Combining these new social computing components with improvements to Clickability’s analytics and reporting capabilities makes the product a natural fit for companies looking for a Web content platform to support online marketing initiatives. Areas of improvement within analytics and reporting include visitor analysis, profile targeting and reporting, campaign management, A/B split testing, reporting dashboards, ad weighting, and embedded in-context statistics. While organizations looking for a Web content management application to support traditional online publishing can still successfully use the product, they may find the marketing-orientation of the product unnecessary or awkward. And because good analytics and reporting in the service of online campaign management delivers high value for online retailers (in the form of higher average sales prices and better conversation rates among online shoppers), the product may demand a higher price than those publishing static HTML sites can justify. But for at least one of Clickability’s target audiences - online retail marketing managers - the new version of this platform warrants careful, hands-on consideration.
“Web 2.0” is a term that gets bandied about far too often with far too little associated meaning. Essentially, Web 2.0 refers to multi-directional interactivity between one or more humans and one or more Web applications (with their associated back-ends) -- period. The term often pops up in descriptions of any of the following: social computing, blogs, wikis, folksonomies, Web services, RSS feeds, online applications, collaboration, mash-ups and the Web as a platform. Don’t let the diversity of topics given as examples of Web 2.0 distract you from the fact that the key operative term is multi-directional communication. What does this mean for WCM?
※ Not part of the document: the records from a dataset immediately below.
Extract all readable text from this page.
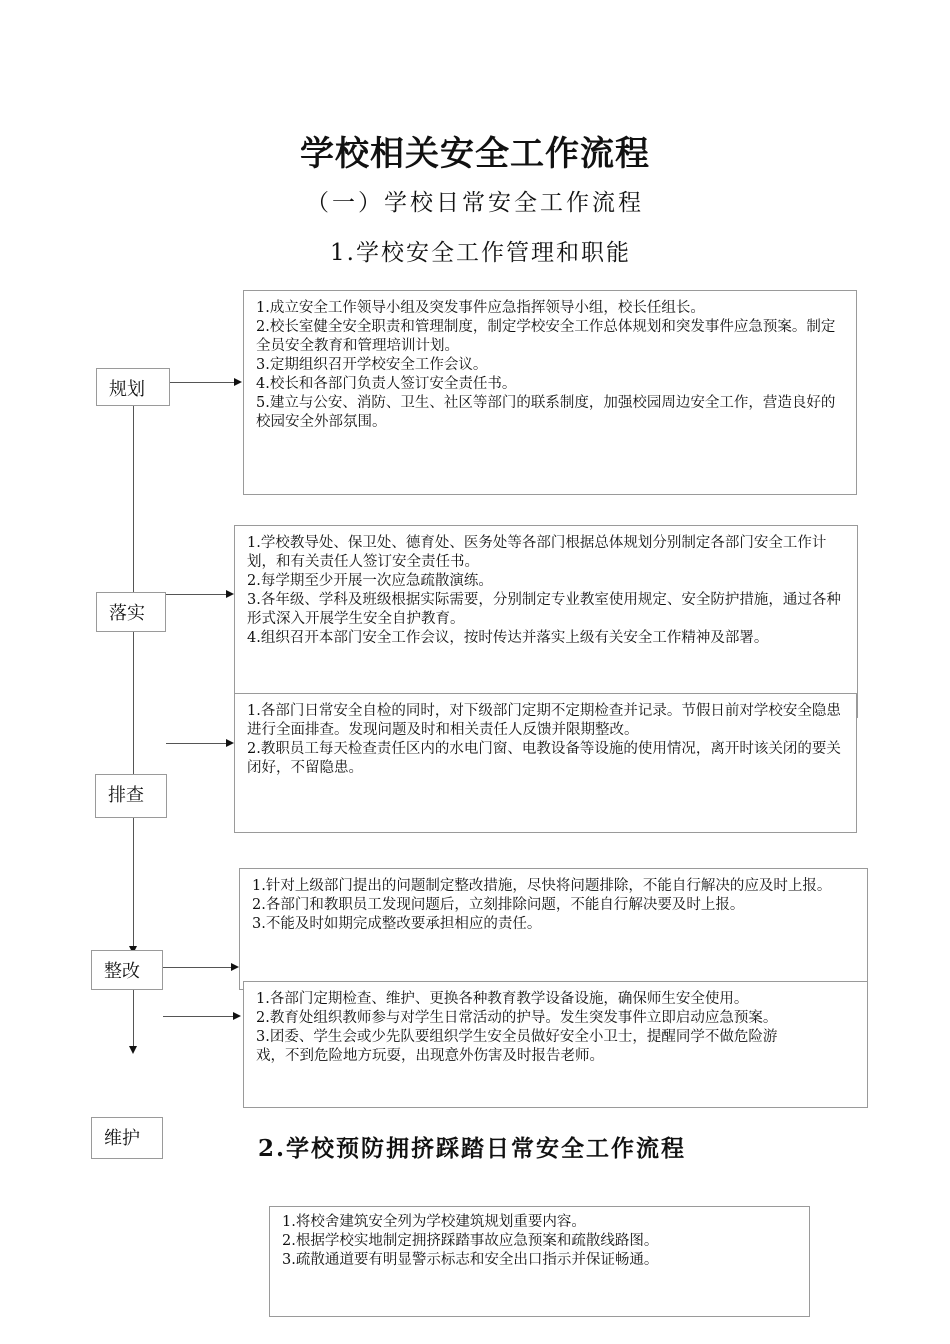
学校相关安全工作流程
（一）学校日常安全工作流程
1.学校安全工作管理和职能
规划
落实
排查
整改
维护

1.成立安全工作领导小组及突发事件应急指挥领导小组，校长任组长。

2.校长室健全安全职责和管理制度，制定学校安全工作总体规划和突发事件应急预案。制定全员安全教育和管理培训计划。

3.定期组织召开学校安全工作会议。

4.校长和各部门负责人签订安全责任书。

5.建立与公安、消防、卫生、社区等部门的联系制度，加强校园周边安全工作，营造良好的校园安全外部氛围。

1.学校教导处、保卫处、德育处、医务处等各部门根据总体规划分别制定各部门安全工作计划，和有关责任人签订安全责任书。

2.每学期至少开展一次应急疏散演练。

3.各年级、学科及班级根据实际需要，分别制定专业教室使用规定、安全防护措施，通过各种形式深入开展学生安全自护教育。

4.组织召开本部门安全工作会议，按时传达并落实上级有关安全工作精神及部署。

1.各部门日常安全自检的同时，对下级部门定期不定期检查并记录。节假日前对学校安全隐患进行全面排查。发现问题及时和相关责任人反馈并限期整改。

2.教职员工每天检查责任区内的水电门窗、电教设备等设施的使用情况，离开时该关闭的要关闭好，不留隐患。

1.针对上级部门提出的问题制定整改措施，尽快将问题排除，不能自行解决的应及时上报。

2.各部门和教职员工发现问题后，立刻排除问题，不能自行解决要及时上报。

3.不能及时如期完成整改要承担相应的责任。

1.各部门定期检查、维护、更换各种教育教学设备设施，确保师生安全使用。

2.教育处组织教师参与对学生日常活动的护导。发生突发事件立即启动应急预案。

3.团委、学生会或少先队要组织学生安全员做好安全小卫士，提醒同学不做危险游

戏，不到危险地方玩耍，出现意外伤害及时报告老师。

2.学校预防拥挤踩踏日常安全工作流程

1.将校舍建筑安全列为学校建筑规划重要内容。

2.根据学校实地制定拥挤踩踏事故应急预案和疏散线路图。

3.疏散通道要有明显警示标志和安全出口指示并保证畅通。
For the end user, it means that Web applications such as online banking, which now rely heavily on technologies like Flash and AJAX, provide better customer service by building-in higher levels of interactivity between the user and the data within a browser session and by encouraging more efficient communication between the browser and the host. Whereas before, every user request meant a round-trip to the server, now far more data is sent at once to the browser, often in the form of an object with which the browser can interact. The user then manipulates the data multiple times – transferring funds between accounts, paying a bill, and updating an address, for example – and upon logging out, transactions are sent to the server all at once for processing. Because technologies like Flash and AJAX provide for easier inclusion of rich media in the user interface, the combined effect of these Web 2.0 technologies is reduced development time for programmers, a more satisfying user experience for consumers, server processing efficiency for the host, and bandwidth savings for everyone. Another significant advantage of Web 2.0 technologies for WCM is the tendency to be so highly based on well-defined standards that functional components of Web applications are often interchangeable. When built on Web 2.0 technologies, the “address update” function in the Web banking example above would likely be usable by the bank’s credit card Web application as well. This component swapability is the underlying principle behind enterprise mash-ups, a developer-oriented topic for an upcoming blog entry.